When you think about it, cultural clashes mean that not much about the 21st Century California Thanksgiving is easy, unless of course you decide to make it so, which is the best course of action. One of its manifest virtues is that it’s quasi-religious while also being completely non-sectarian. It’s good to feel grateful, isn’t it, as long as you don’t have to define whom or what you’re grateful to. You can say grace before dinner, or not, depending on the custom of your people. It’s ideal if someone at the table can sing a traditional blessing for food in Hebrew, especially if most guests don’t understand the language, which prevents theological arguments. 

Whatever you decide to do for Thanksgiving, have fun doing it. If you don’t have a gathering to attend, join the volunteers at the many soup kitchens which need help with their meals.  

You can even enjoy having nothing to do. On our first Thanksgiving in frigid Michigan, where we knew no one and when we had no children, we spent the whole day in bed, keeping warm under the covers and catching up on our reading, and it was great.  

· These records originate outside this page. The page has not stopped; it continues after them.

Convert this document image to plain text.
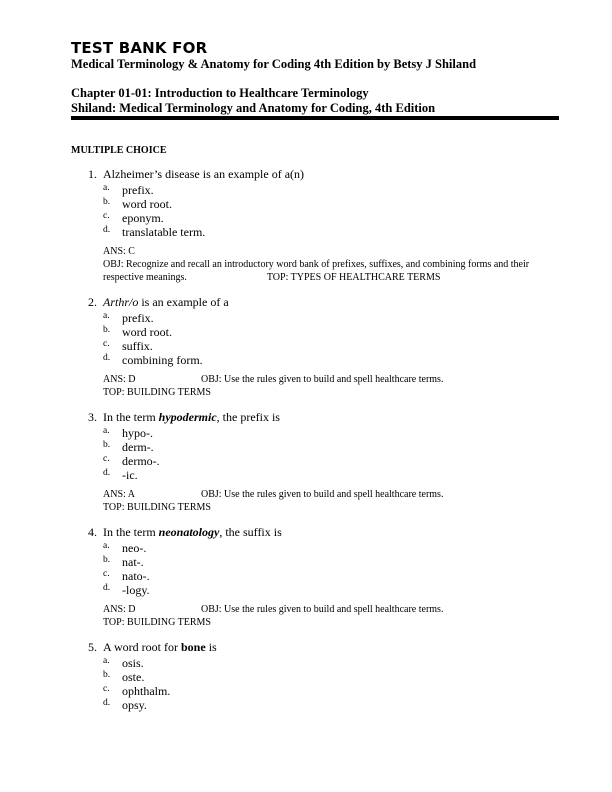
TEST BANK FOR
Medical Terminology & Anatomy for Coding 4th Edition by Betsy J Shiland
Chapter 01-01: Introduction to Healthcare Terminology
Shiland: Medical Terminology and Anatomy for Coding, 4th Edition
MULTIPLE CHOICE
1. Alzheimer’s disease is an example of a(n)
a. prefix.
b. word root.
c. eponym.
d. translatable term.
ANS: C
OBJ: Recognize and recall an introductory word bank of prefixes, suffixes, and combining forms and their respective meanings.	TOP: TYPES OF HEALTHCARE TERMS
2. Arthr/o is an example of a
a. prefix.
b. word root.
c. suffix.
d. combining form.
ANS: D	OBJ: Use the rules given to build and spell healthcare terms.
TOP: BUILDING TERMS
3. In the term hypodermic, the prefix is
a. hypo-.
b. derm-.
c. dermo-.
d. -ic.
ANS: A	OBJ: Use the rules given to build and spell healthcare terms.
TOP: BUILDING TERMS
4. In the term neonatology, the suffix is
a. neo-.
b. nat-.
c. nato-.
d. -logy.
ANS: D	OBJ: Use the rules given to build and spell healthcare terms.
TOP: BUILDING TERMS
5. A word root for bone is
a. osis.
b. oste.
c. ophthalm.
d. opsy.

Myself, these days I don’t care what prayers you say or what food you bring to the table as long as you bring the kids. For me, Thanksgiving is the ideal opportunity to enjoy the latest additions to the next generation. This year, it’s a new grand-nephew to rejoice in, not to mention his bumptious 2-year-old brother, who seems to greet every new experience with enormous enthusiasm—a model for us all this Thanksgiving and every day.